La journée est assez ensoleillé aussi, avant
de se rendre à Boyaca prendre les places, on décide avec mes collègues d'aller
manger chez Fredi un pote qui, je ne le savais pas encore, appartient à La
Banda Del Infierno Murguero. Ce groupe est celui qui s'occupe des animations
sonores de la Barra. "Muguero" pour la Murga qui est un ensemble de
rythme et de percussion qui font des chants d'Independiente les meilleurs
d'Argentine (River n'a pas de Bande Murguera par exemple). Bref je vais pas
vous bassiner avec ça... Retenez simplement qu'une Banda Murguera c'est le cœur du
peuple.
Déjà première grillade arrosée, bière et
Fernet-Coca coulent à flot. On m'appelle très rapidement el Marsellese (Le
Marseillais) pour mon attachement à Marseille. Curieux de savoir comment sont
les supporters de l'OM qu'ils disent savoir chauds, je leur montre quelques
vidéos et photos du net sur le pc déglingué de Fredi. Ils sont agréablement
surpris par les drapeaux Argentins ou encore le Che géant des Winners. Je leur
explique alors la fascination qu'ont les Marseillais pour les supporters
Argentins.
Cette nouvelle les a clairement enorgueilli
! Alors lorsque j'ai dit que je n'étais pas le seul supporter d'Independiente
de Marseille la joie était au rdv et ils ont clairement voulu marquer le coup
en faisant une nouvelle tournée.
Une fois nos places acquises (+ d'1h
d'attente) pas le temps de trop se reposer qu'on file chez Enrique, un mec de
la barra tatoué jusqu'au cou, qui a un garage assez spacieux et une énorme tête
de diable peinte sur un mur. Avec le matos déjà par terre pour former des
drapeaux rouges qui serviront pour l'entrée des joueurs, ont se met au
travail.
Une heure 1/2 plus tard après plus de 200
drapeaux flambants neuf Marco décide, avec Manuel un gari de la peña Rojo Monte
venu pendant qu'on montait les drapeaux, que je les accompagnes dans un
locutorio (Sorte de cyber en Argentine) et me demande à ma bonne surprise de
remontrer les tifos de l'OM mais à son collègue cette fois-ci.

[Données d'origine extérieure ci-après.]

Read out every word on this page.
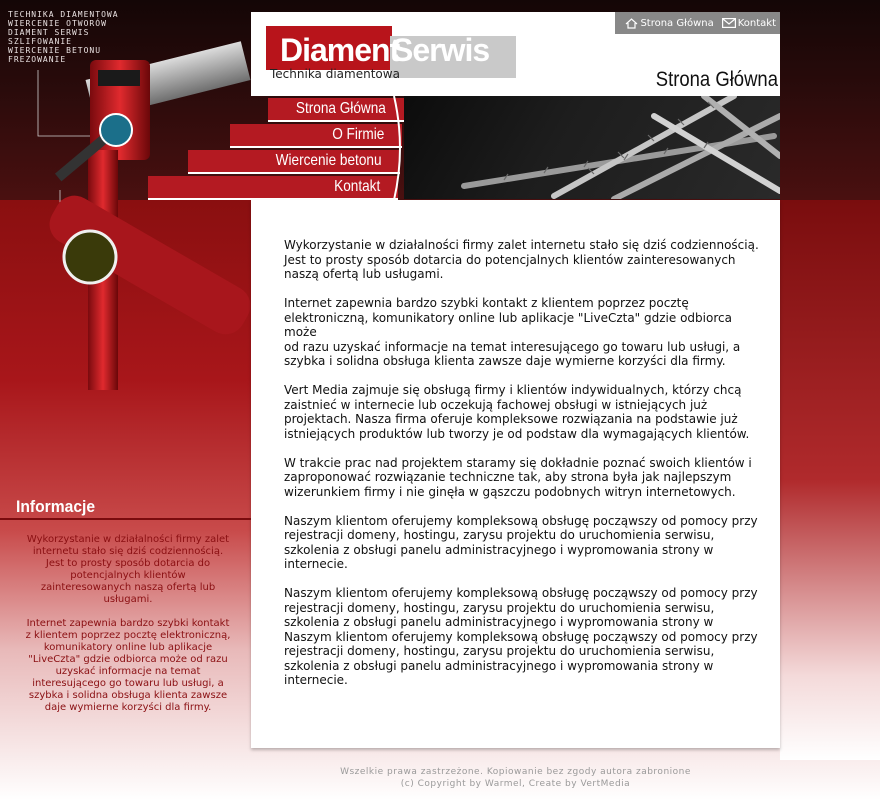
TECHNIKA DIAMENTOWA
WIERCENIE OTWORÓW
DIAMENT SERWIS
SZLIFOWANIE
WIERCENIE BETONU
FREZOWANIE	Diament
Serwis
Technika diamentowa
Strona Główna Kontakt
Strona Główna
Strona Główna
O Firmie
Wiercenie betonu
Kontakt

Wykorzystanie w działalności firmy zalet internetu stało się dziś codziennością.
Jest to prosty sposób dotarcia do potencjalnych klientów zainteresowanych
naszą ofertą lub usługami.

Internet zapewnia bardzo szybki kontakt z klientem poprzez pocztę
elektroniczną, komunikatory online lub aplikacje "LiveCzta" gdzie odbiorca może
od razu uzyskać informacje na temat interesującego go towaru lub usługi, a
szybka i solidna obsługa klienta zawsze daje wymierne korzyści dla firmy.

Vert Media zajmuje się obsługą firmy i klientów indywidualnych, którzy chcą
zaistnieć w internecie lub oczekują fachowej obsługi w istniejących już
projektach. Nasza firma oferuje kompleksowe rozwiązania na podstawie już
istniejących produktów lub tworzy je od podstaw dla wymagających klientów.

W trakcie prac nad projektem staramy się dokładnie poznać swoich klientów i
zaproponować rozwiązanie techniczne tak, aby strona była jak najlepszym
wizerunkiem firmy i nie ginęła w gąszczu podobnych witryn internetowych.

Naszym klientom oferujemy kompleksową obsługę począwszy od pomocy przy
rejestracji domeny, hostingu, zarysu projektu do uruchomienia serwisu,
szkolenia z obsługi panelu administracyjnego i wypromowania strony w
internecie.

Naszym klientom oferujemy kompleksową obsługę począwszy od pomocy przy
rejestracji domeny, hostingu, zarysu projektu do uruchomienia serwisu,
szkolenia z obsługi panelu administracyjnego i wypromowania strony w
Naszym klientom oferujemy kompleksową obsługę począwszy od pomocy przy
rejestracji domeny, hostingu, zarysu projektu do uruchomienia serwisu,
szkolenia z obsługi panelu administracyjnego i wypromowania strony w
internecie.

Informacje

Wykorzystanie w działalności firmy zalet internetu stało się dziś codziennością. Jest to prosty sposób dotarcia do potencjalnych klientów zainteresowanych naszą ofertą lub usługami.

Internet zapewnia bardzo szybki kontakt z klientem poprzez pocztę elektroniczną, komunikatory online lub aplikacje "LiveCzta" gdzie odbiorca może od razu uzyskać informacje na temat interesującego go towaru lub usługi, a szybka i solidna obsługa klienta zawsze daje wymierne korzyści dla firmy.

Wszelkie prawa zastrzeżone. Kopiowanie bez zgody autora zabronione
(c) Copyright by Warmel, Create by VertMedia
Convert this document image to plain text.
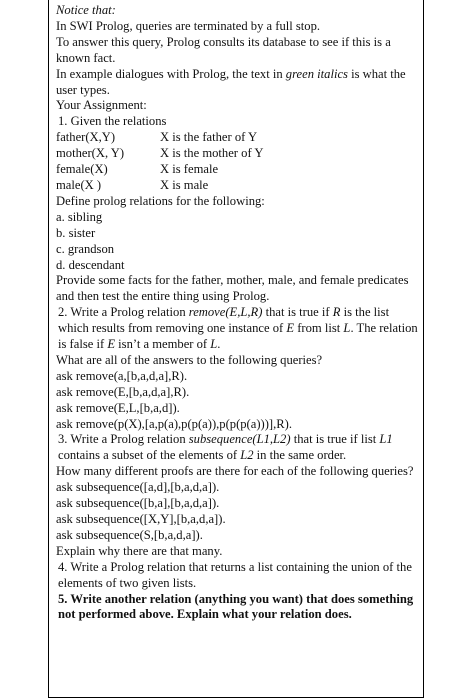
Notice that:
In SWI Prolog, queries are terminated by a full stop.
To answer this query, Prolog consults its database to see if this is a known fact.
In example dialogues with Prolog, the text in green italics is what the user types.
Your Assignment:
1. Given the relations
father(X,Y)	X is the father of Y
mother(X, Y)	X is the mother of Y
female(X)	X is female
male(X )	X is male
Define prolog relations for the following:
a. sibling
b. sister
c. grandson
d. descendant
Provide some facts for the father, mother, male, and female predicates and then test the entire thing using Prolog.
2. Write a Prolog relation remove(E,L,R) that is true if R is the list which results from removing one instance of E from list L. The relation is false if E isn’t a member of L.
What are all of the answers to the following queries?
ask remove(a,[b,a,d,a],R).
ask remove(E,[b,a,d,a],R).
ask remove(E,L,[b,a,d]).
ask remove(p(X),[a,p(a),p(p(a)),p(p(p(a)))],R).
3. Write a Prolog relation subsequence(L1,L2) that is true if list L1 contains a subset of the elements of L2 in the same order.
How many different proofs are there for each of the following queries?
ask subsequence([a,d],[b,a,d,a]).
ask subsequence([b,a],[b,a,d,a]).
ask subsequence([X,Y],[b,a,d,a]).
ask subsequence(S,[b,a,d,a]).
Explain why there are that many.
4. Write a Prolog relation that returns a list containing the union of the elements of two given lists.
5. Write another relation (anything you want) that does something not performed above. Explain what your relation does.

Moyennant un billet destroy de 2 pesos on se
paye une séance bien sympa de visionnage pour enchaîner au Britanico boire un
coup. Il est déjà 18h passé. Marco me parle de la peña du Peru, de la
fraternité Independiente-Lima, enfin on parle d'une éventuelle amitié avec
l'OM.
Manuel le mec de l'autre peña me dit qu'il
est inquiet pour la rencontre. La pression est assez énorme. Déjà c'est un
classico mais en plus si Independiente gagne il envoie leur pire ennemis en
division inférieur. Les autorités flippent et mettent la pression sur les
peñas. Il me parle des différentes banderoles qu'ils confectionnent pour
Samedi. Bien que je sois complètement crevé à cause du foutu voyage de 18h en
bus j'accepte son inviation pour aller mater tout ça.
On va donc chez lui et je découvre trois
banderoles de grande taille (9m2 environ) toutes rouge et blanche disants
"Que Dios me perdone pero amo al Diablo" / "Hijo que te Baya
bien" / "Se Ban los Mitomanos".
Jeu de mot avec B pour division
B (L2 Argentine) elles disent "Que Dieu me pardonne mais j'aime le
Diable" "Fiston bon vent (Fiston dans le sens qu'Independiente est le
Papa et domine donc Racing, bon vent en deuxieme division)" "Les
mythomanes s'en vont". Racing sont vus comme des mythos car ils se croient
grands mais n'ont pratiquement rien gagné et s'invente donc un histoire.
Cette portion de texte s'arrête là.